If $f: I\rightarrow \mathbb{R}$ is continuous on an interval $I$, and $f(I)$ contains any set whose complement is dense in $\mathbb{R}$ then what can we say about $f(x)$?
I tried to solve it by taking $f(I)$ as rational numbers, and observed that $f$ must be a constant function as $I$ is a connected set.
TheSilverDoe pointed out this condition doesn't make sense. $\mathbb{R} \setminus \{x\}$ is a dense set for any $x \in \mathbb{R}$. Let's consider what they suggested, $f(I)$ is contained in a set whose complement is dense.

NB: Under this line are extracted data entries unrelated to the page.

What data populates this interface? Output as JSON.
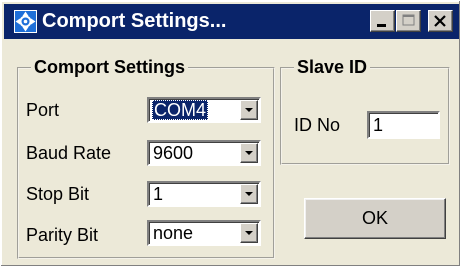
{
  "window": {
    "title": "Comport Settings...",
    "icon": "network-icon",
    "controls": [
      "minimize",
      "maximize",
      "close"
    ]
  },
  "comport_group": {
    "legend": "Comport Settings",
    "fields": [
      {
        "label": "Port",
        "value": "COM4"
      },
      {
        "label": "Baud Rate",
        "value": "9600"
      },
      {
        "label": "Stop Bit",
        "value": "1"
      },
      {
        "label": "Parity Bit",
        "value": "none"
      }
    ]
  },
  "slave_group": {
    "legend": "Slave ID",
    "id_label": "ID No",
    "id_value": "1"
  },
  "ok_label": "OK",
  "colors": {
    "titlebar": "#0a246a",
    "face": "#ece9d8",
    "button_face": "#d4d0c8",
    "selection": "#0a246a"
  }
}
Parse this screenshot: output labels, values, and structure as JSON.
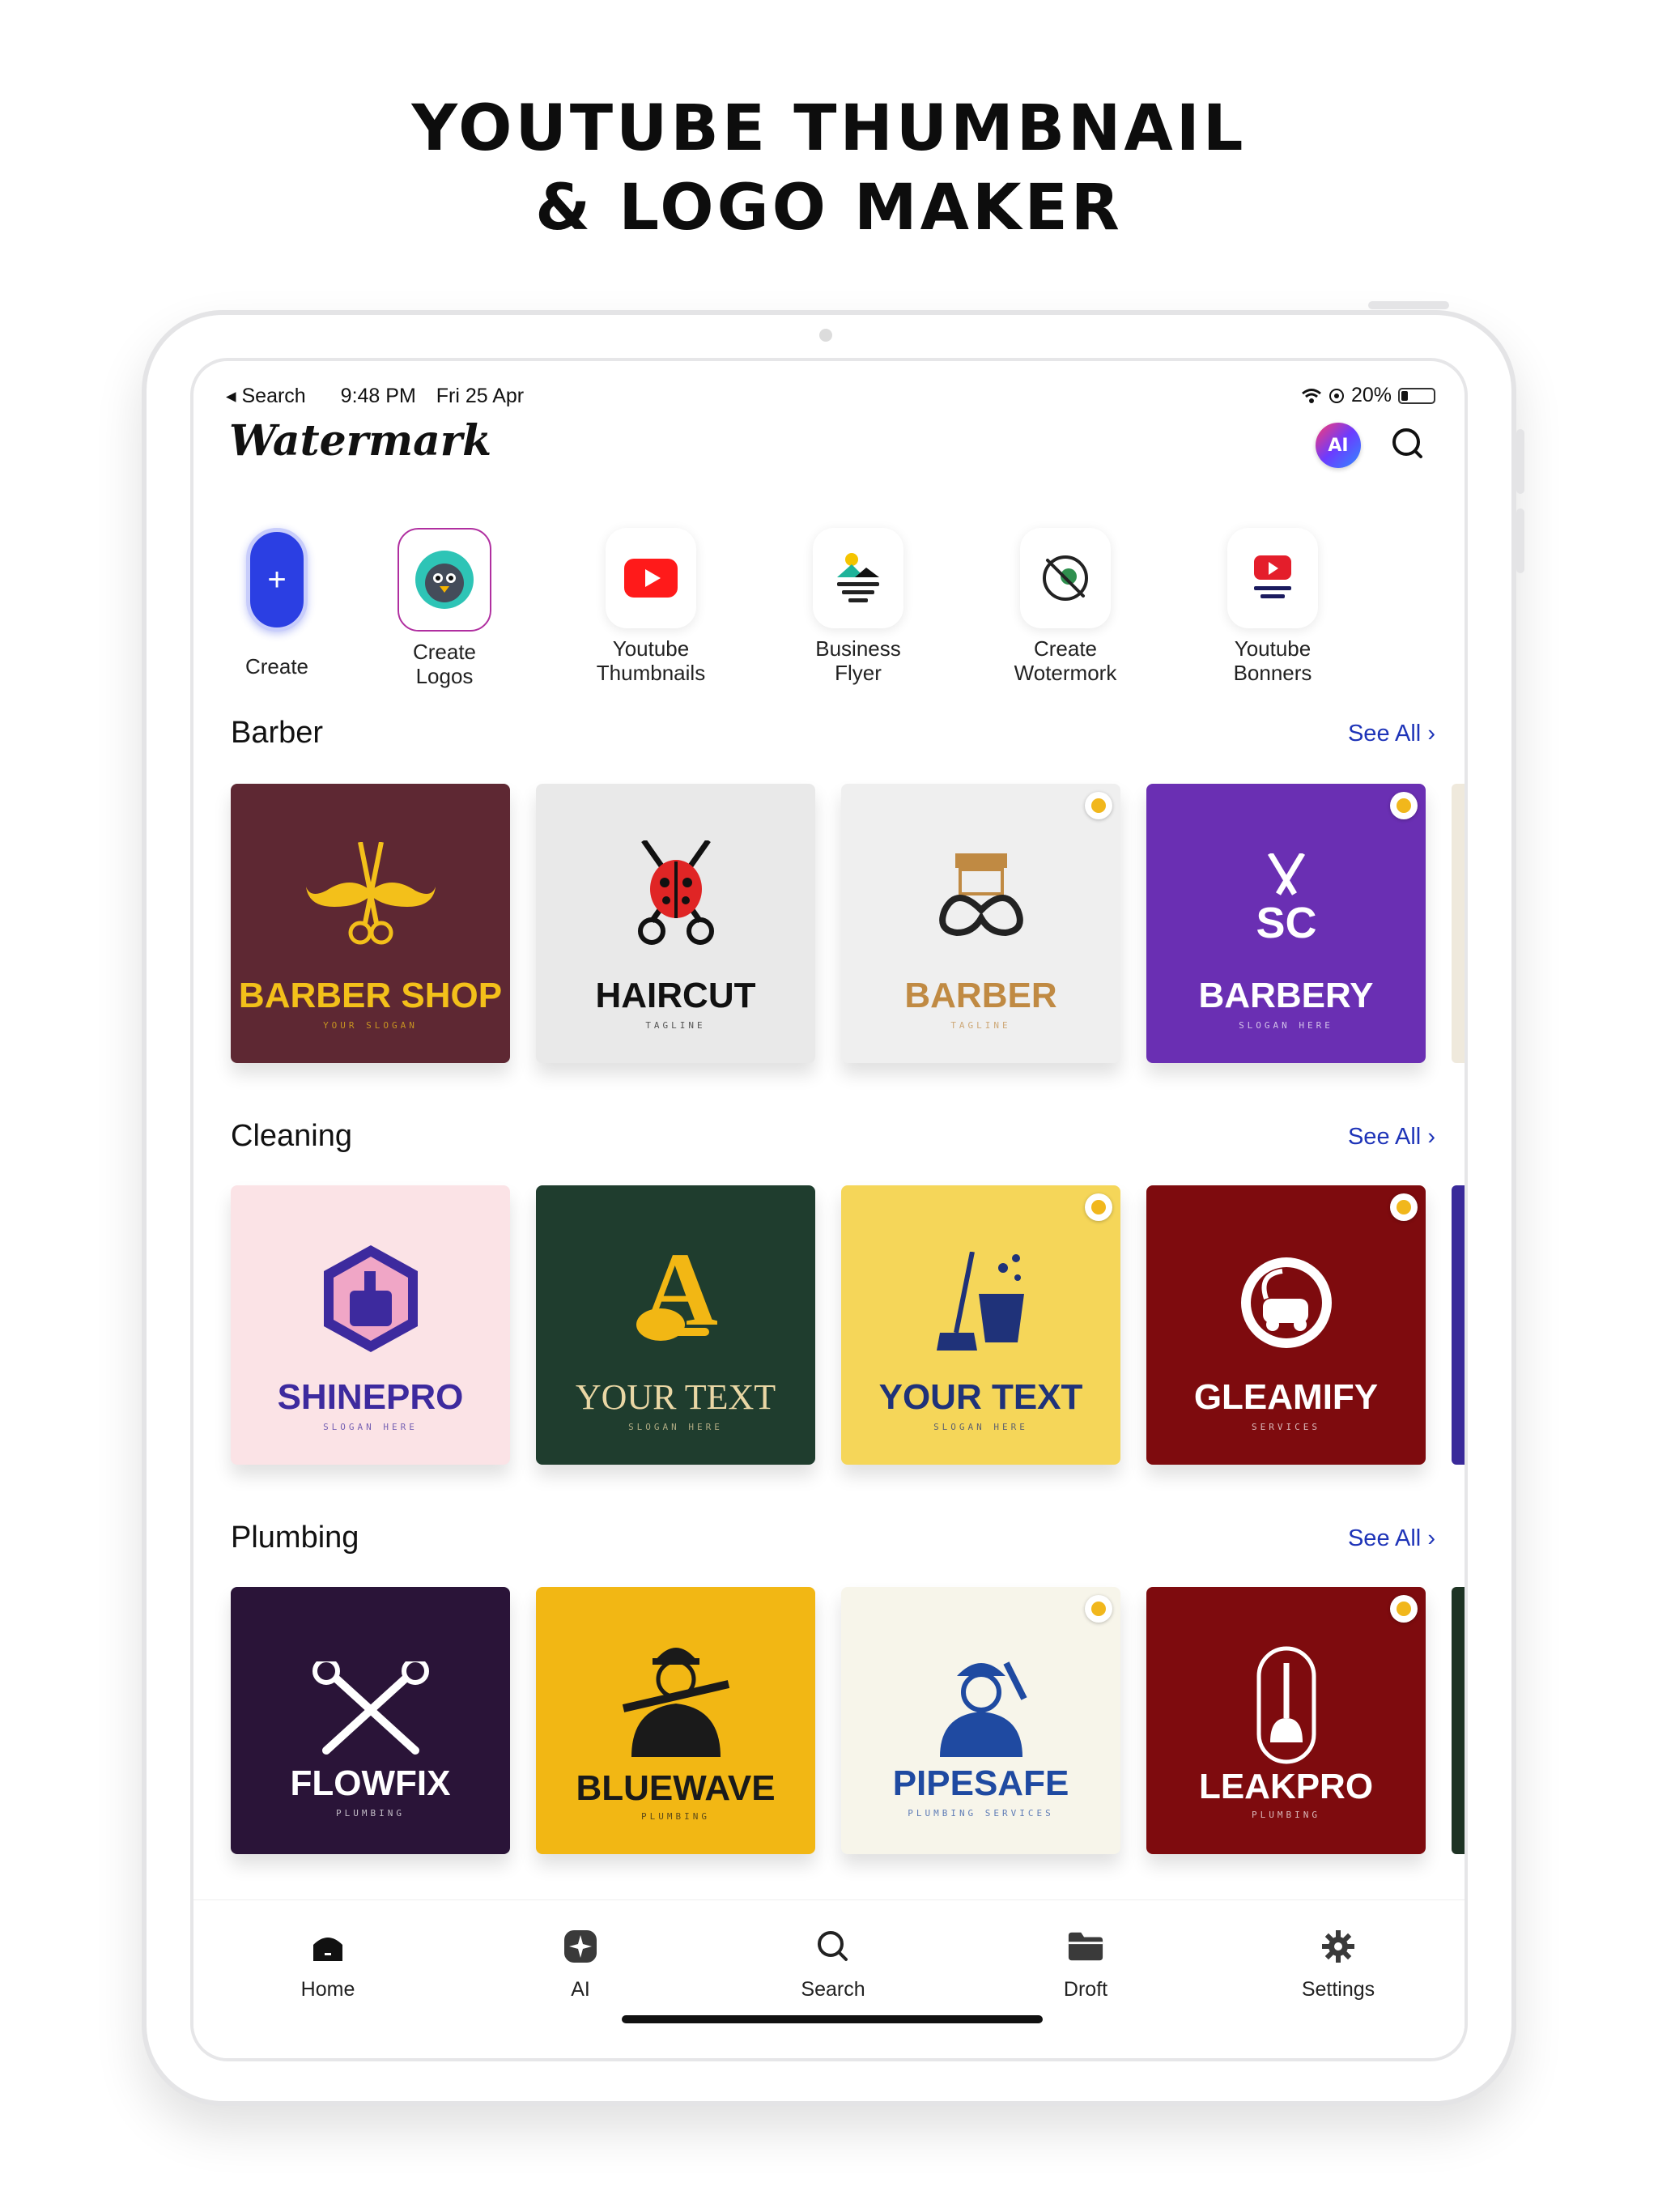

By Proof of "the continuous image of a connected set is connected" we know that $f(I)$ is a connected set (as you noted). If $f(I) \subseteq T$, where $\mathbb{R} \setminus T$ is dense, then we know that $T$ must be a connected set. Let's try to think of a connected set which has a dense complement. A point satisfies this criteria, as we've noted above. What if there was more than one point, say $a,b \in T$, $a < b$? Then we know that, since $T$ is connected, $[a,b] \subseteq T$. But since $T^c$ is dense, we have that $T^c \cap [a,b] \neq \varnothing$, which is impossible since $[a,b] \subseteq T$. So it's impossible for there to be more than one element. We deduce from here that $f$ is constant.